D’une façon générale, ces conflits sont présentés aux Européens comme des soubresauts dus à des nationalismes exacerbés par un attachement important aux appartenances religieuses. Et lorsqu’il s’agit de l’Afrique, où les armes ne se taisent presque plus jamais, il s’agit, pour les Européens, de conflits ethniques, tribaux, de terrorisme à base de radicalisation religieuse, etc.
Pourra-t-on longtemps tromper ainsi l’opinion occidentale ? Celle-ci ne finira-t-elle pas par comprendre que si les populations européennes, occidentales, depuis la fin de la Seconde Guerre Mondiale, ont été, en quelque sorte, épargnées par les armes, c’est parce que la guerre a été exportée ailleurs ?

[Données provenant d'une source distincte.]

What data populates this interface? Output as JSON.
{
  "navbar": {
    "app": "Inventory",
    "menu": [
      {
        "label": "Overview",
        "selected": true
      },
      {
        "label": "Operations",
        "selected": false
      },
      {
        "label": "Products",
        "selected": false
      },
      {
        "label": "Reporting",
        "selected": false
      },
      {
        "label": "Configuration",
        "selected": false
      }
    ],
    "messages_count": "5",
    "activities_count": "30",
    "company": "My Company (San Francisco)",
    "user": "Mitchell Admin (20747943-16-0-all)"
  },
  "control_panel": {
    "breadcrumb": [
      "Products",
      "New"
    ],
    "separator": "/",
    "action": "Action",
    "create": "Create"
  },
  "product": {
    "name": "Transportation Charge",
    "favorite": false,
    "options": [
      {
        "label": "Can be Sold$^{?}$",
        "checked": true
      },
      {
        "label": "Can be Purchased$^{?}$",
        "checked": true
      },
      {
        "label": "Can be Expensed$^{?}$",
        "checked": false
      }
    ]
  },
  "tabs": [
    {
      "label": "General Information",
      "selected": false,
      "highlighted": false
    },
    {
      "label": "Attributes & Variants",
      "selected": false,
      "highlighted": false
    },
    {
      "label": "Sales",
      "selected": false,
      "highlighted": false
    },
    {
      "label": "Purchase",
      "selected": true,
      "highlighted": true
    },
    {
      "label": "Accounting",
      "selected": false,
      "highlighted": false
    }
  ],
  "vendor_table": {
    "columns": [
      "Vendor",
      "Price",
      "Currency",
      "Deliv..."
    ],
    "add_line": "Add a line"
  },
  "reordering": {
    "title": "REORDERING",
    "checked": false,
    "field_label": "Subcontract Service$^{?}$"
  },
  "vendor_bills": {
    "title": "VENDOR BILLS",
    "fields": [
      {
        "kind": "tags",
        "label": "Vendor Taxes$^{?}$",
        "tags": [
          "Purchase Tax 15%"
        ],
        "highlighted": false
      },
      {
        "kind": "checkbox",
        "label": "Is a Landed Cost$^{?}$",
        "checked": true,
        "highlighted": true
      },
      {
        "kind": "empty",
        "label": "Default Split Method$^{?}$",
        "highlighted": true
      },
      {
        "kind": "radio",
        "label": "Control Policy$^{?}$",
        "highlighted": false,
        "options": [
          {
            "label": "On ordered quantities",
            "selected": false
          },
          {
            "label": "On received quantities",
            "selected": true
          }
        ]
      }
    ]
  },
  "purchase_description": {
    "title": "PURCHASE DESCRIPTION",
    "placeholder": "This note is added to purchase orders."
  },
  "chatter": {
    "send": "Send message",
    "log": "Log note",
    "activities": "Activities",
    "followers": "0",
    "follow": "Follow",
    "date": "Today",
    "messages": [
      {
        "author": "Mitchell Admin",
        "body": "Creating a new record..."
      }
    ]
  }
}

Mais avant d’en venir à l’Afrique, analysons ce qui c’était passé dans les Balkans. Nombreuses sont les analyses disponibles qui permettent de comprendre, qu’après la chute du Mur de Berlin, et l’éclatement de l’URSS, et en particulier de la Yougoslavie, les Européens ont pu craindre une certaine instabilité à leurs frontières avec le spectre du retour de la guerre. On peut accepter cela comme légitime, mais de quelle manière a-t-on enrayé le danger, même si on a quand même déployé des forces armées alors qu’on prétendait privilégier la diplomatie ? Toujours est-il qu’un accord a quand même été trouvé, accord qui reconnaissait aux pays des Balkans la possibilité de se rapprocher de l’Union Européenne, et même d’y adhérer, ce qui signifiait un mieux vivre pour toutes les populations relativement pauvres de ces régions.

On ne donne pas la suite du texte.